Твоя роль в жизни – Музы художников и поэтов, очаровательной и милосердной, ласковой, но беспощадной во всем, что касается Истины, Любви и Красоты. Ты – то бродительное начало, которое побуждает стремления сынов человеческих, отвлекая их от обжорства, вина и драк, глупого соперничества, мелкой зависти, низкого рабства. Через поэтов, художников ты, Муза, должна не давать ручью знания превратиться в мертвое болото.

Предупреждаю тебя – это путь нелегкий для смертной. Но он не будет долог, ибо только молодые, полные сил женщины могут выдержать его.

– А дальше? Смерть?

– Если осчастливят тебя боги умереть еще молодой. Но если нет, то ты повернешься к миру другим лицом женщины – воспитательницы, учительницы детей, сеятельницы тех искорок светлого в детских душах, что потом могут стать факелами. Где бы ты ни была и что бы с тобой ни случилось, помни, ты – носительница облика Великой Богини. Роняя свое достоинство, ты унижаешь всех женщин, и Матерей, и Муз, даешь торжествовать темным силам души, особенно мужской, вместо того чтобы побеждать их. Ты – воительница – превратишься в труса-беглянку. Поэтому никогда не падай перед мужчиной. Не позволяй силе Эроса принуждать тебя, кланяться ему в ноги, разрешать унижающие тебя поступки. Лучше Антэрос, чем такая любовь!

– Ты сказал, отец, Антэрос?

– Ты побледнела. Чего ты испугалась?

– С детства нам внушали, что самое худшее несчастье, которого боится сама Афродита, – это неразделенная любовь. Она обрекает человека на невыносимые муки, мир становится для него Нессовой одеждой [227]227
  Отравленная одежда убитого кентавра Несса, которую надел и никак не смог снять Геракл.


[Закрыть]
. Бог такой любви – Антэрос – изобретает все новые уязвления и мучения. И я не могу преодолеть детского страха.
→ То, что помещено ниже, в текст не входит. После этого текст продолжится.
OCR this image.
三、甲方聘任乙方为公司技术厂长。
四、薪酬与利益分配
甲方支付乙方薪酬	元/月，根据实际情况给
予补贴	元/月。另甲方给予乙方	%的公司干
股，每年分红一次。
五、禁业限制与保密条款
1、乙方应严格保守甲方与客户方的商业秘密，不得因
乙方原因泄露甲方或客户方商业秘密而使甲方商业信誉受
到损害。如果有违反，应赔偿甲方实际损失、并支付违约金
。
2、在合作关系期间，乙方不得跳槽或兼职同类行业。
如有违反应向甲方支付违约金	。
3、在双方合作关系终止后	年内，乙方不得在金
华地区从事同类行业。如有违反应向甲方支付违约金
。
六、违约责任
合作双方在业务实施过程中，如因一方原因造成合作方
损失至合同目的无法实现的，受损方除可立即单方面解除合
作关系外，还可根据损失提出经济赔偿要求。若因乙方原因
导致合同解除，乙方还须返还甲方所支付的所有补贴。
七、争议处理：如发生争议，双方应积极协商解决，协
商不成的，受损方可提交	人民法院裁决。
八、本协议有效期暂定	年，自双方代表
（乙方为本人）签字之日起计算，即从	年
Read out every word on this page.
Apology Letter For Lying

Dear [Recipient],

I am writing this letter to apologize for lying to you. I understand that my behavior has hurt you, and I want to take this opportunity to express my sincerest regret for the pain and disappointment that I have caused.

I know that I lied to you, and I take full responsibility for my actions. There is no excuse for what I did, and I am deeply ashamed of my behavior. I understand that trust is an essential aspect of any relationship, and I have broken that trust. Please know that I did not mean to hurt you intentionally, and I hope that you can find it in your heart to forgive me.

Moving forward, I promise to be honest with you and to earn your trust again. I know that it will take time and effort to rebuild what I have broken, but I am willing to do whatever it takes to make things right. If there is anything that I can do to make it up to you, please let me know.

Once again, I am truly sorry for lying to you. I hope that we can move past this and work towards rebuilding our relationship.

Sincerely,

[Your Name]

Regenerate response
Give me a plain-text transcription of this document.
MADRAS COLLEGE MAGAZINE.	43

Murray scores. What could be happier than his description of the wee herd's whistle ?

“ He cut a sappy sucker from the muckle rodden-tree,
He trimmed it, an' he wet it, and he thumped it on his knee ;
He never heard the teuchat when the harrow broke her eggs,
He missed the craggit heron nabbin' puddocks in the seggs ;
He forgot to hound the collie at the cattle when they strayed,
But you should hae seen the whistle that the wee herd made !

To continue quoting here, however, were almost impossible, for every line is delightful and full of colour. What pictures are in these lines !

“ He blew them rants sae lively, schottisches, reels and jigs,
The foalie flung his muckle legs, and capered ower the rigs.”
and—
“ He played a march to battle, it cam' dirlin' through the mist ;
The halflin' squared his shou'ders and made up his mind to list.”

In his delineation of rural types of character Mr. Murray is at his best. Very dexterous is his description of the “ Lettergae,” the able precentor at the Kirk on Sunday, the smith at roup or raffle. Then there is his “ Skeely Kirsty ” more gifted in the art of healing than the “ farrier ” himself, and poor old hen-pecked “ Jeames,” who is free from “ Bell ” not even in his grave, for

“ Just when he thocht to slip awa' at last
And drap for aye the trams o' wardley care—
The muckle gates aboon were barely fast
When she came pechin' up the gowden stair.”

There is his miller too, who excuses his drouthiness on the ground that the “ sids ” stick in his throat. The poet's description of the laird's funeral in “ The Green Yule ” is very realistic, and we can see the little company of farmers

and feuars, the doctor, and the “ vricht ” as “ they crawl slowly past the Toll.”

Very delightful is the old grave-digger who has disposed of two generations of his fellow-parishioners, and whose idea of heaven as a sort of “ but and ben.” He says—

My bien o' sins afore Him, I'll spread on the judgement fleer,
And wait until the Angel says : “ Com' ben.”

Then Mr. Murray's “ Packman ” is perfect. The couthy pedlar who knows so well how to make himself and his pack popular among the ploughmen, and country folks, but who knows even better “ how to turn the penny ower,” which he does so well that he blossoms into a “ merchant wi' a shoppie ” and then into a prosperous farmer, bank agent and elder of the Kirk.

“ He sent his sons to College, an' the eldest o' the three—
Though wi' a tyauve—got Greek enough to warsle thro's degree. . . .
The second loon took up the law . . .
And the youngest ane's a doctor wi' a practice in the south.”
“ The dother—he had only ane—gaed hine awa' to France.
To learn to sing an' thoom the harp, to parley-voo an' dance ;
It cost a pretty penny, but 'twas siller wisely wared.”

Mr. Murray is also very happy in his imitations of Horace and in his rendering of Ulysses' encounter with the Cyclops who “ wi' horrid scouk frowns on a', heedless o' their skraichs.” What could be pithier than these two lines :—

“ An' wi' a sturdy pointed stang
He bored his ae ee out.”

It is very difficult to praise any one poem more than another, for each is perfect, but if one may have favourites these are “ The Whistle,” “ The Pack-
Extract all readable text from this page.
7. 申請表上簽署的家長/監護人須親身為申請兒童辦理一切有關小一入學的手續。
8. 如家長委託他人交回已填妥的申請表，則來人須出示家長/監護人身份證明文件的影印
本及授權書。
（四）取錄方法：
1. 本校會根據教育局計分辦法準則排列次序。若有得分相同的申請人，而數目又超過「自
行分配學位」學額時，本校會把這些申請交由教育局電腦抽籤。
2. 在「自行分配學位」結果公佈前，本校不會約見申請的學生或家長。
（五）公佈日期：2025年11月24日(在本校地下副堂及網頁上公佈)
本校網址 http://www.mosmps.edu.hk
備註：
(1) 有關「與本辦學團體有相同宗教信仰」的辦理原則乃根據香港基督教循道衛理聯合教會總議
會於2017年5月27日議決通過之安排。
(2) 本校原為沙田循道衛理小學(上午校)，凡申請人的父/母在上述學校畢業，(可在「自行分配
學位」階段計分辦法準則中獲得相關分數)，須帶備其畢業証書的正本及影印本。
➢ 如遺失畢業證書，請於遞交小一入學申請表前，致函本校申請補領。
– Теперь ты победишь его, посвященная в знание орфиков и Трехликой. Ты увидела людей, подобных нашему поэту, владеющих даром подчинять людей своей воле. Есть такие тираны, демагоги, стратеги. Беда, если они служат силам зла, причиняя страдания. Ты узнала, что следует избегать всякого общения с подобными людьми, распространяющими вокруг себя вредное дыхание недоброй магии, называемой черной. Знай, что есть способы влиять на людей через физическую любовь, влечение полов, через красоту, музыку, танцы. Подчиняясь целям и знанию черного мага, женщина, обладающая красотой, во много раз увеличивает власть над мужчинами, а мужчины над женщинами, и горе тем, которые будут ползать у их ног, презираемые и готовые на все ради одного слова или взгляда. Все это есть истинный Антэрос! Бесконечно разнообразны жизнь и люди. Но ты владеешь силой не подчиняться слепо ни людям, ни любви, ни обманным словам лживых речей и писаний. Зачем же тебе бояться неразделенной любви? Она только укрепит твой путь, возбуждая скрытые силы. Для того я и обучал тебя!